SWITZERLAND - The regional government of the Swiss city of Basel has committed to plugging the hole in its pension scheme by the end of this year.
A number of recovery packages had been mooted for the CHF9bn (€6.75bn) public employees' fund, which, as at the end of 2009, had been 90.8% funded in the portfolio for civil servants and 92.2% funded in the portfolio of other partly public companies that joined the fund.
According to the recovery package agreed on by the regional government, the fund will receive a one-off payment on 31 December amounting to approximately CHF800m, the amount the civil servants portfolio was short at the end of September last year.
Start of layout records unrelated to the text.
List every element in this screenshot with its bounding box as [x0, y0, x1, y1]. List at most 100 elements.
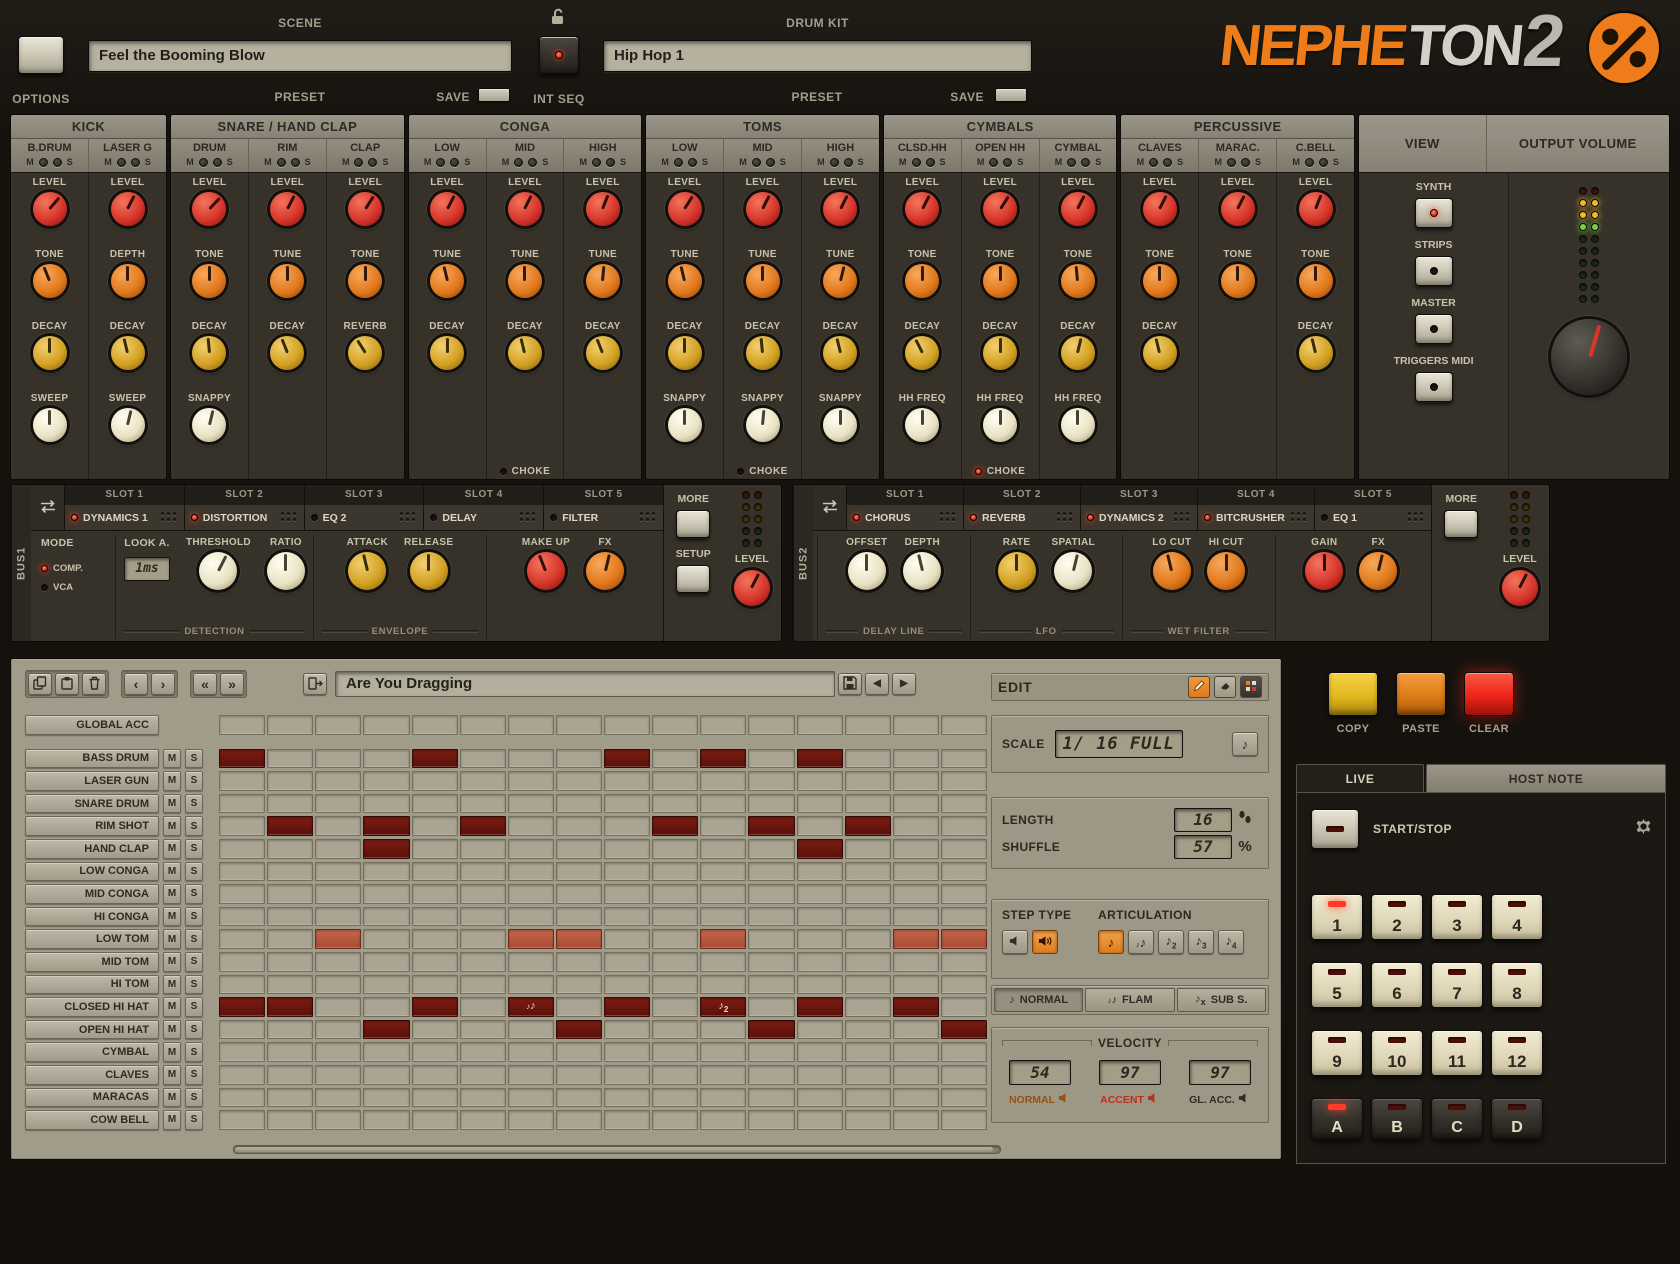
pad-11[interactable]: 11 — [1431, 1030, 1483, 1076]
step-15[interactable] — [893, 862, 939, 882]
step-14[interactable] — [845, 1042, 891, 1062]
slot-drag-handle[interactable] — [1057, 512, 1074, 523]
row-label-hi-conga[interactable]: HI CONGA — [25, 907, 159, 927]
row-mute-button[interactable]: M — [163, 975, 181, 995]
step-15[interactable] — [893, 997, 939, 1017]
step-4[interactable] — [363, 1065, 409, 1085]
offset-knob[interactable] — [848, 552, 886, 590]
level-knob[interactable] — [586, 192, 620, 226]
row-label-rim-shot[interactable]: RIM SHOT — [25, 816, 159, 836]
step-2[interactable] — [267, 884, 313, 904]
row-label-open-hi-hat[interactable]: OPEN HI HAT — [25, 1020, 159, 1040]
step-16[interactable] — [941, 1065, 987, 1085]
row-label-snare-drum[interactable]: SNARE DRUM — [25, 794, 159, 814]
step-13[interactable] — [797, 1042, 843, 1062]
shuffle-display[interactable]: 57 — [1174, 835, 1232, 859]
step-4[interactable] — [363, 997, 409, 1017]
step-9[interactable] — [604, 1110, 650, 1130]
slot-power-led[interactable] — [1321, 514, 1328, 521]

If the funding is greater than this sum at the end of December, the city will have to pay in more. But as the Pensionskasse returned 3.7% for the first 10 months of 2010, its funding situation should have improved slightly.
As at the end of October, the fund had around 34% in bonds and 30% in equities, another 18% in real estate, 1.2% in commodities and 7% in mortgages - the rest was cash.
Half of the sum will be paid by the city, while the other half has been pre-financed by the city on behalf of the employees.
From 2011, active members in the fund will see their Pensionskassen contributions increase by 1.6 percentage points to 10.1%, while the city's contribution will be cut by the same amount to 18.4%.
At the same time, indexation of pensions paid out over the coming years will be cut.
Both measures will be reversed once the fund reaches a 110% funding ratio or the active members have paid back their debt to the city, which is expected to take around 12 years.
Individual companies that have joined the fund have drawn up individual recovery packages.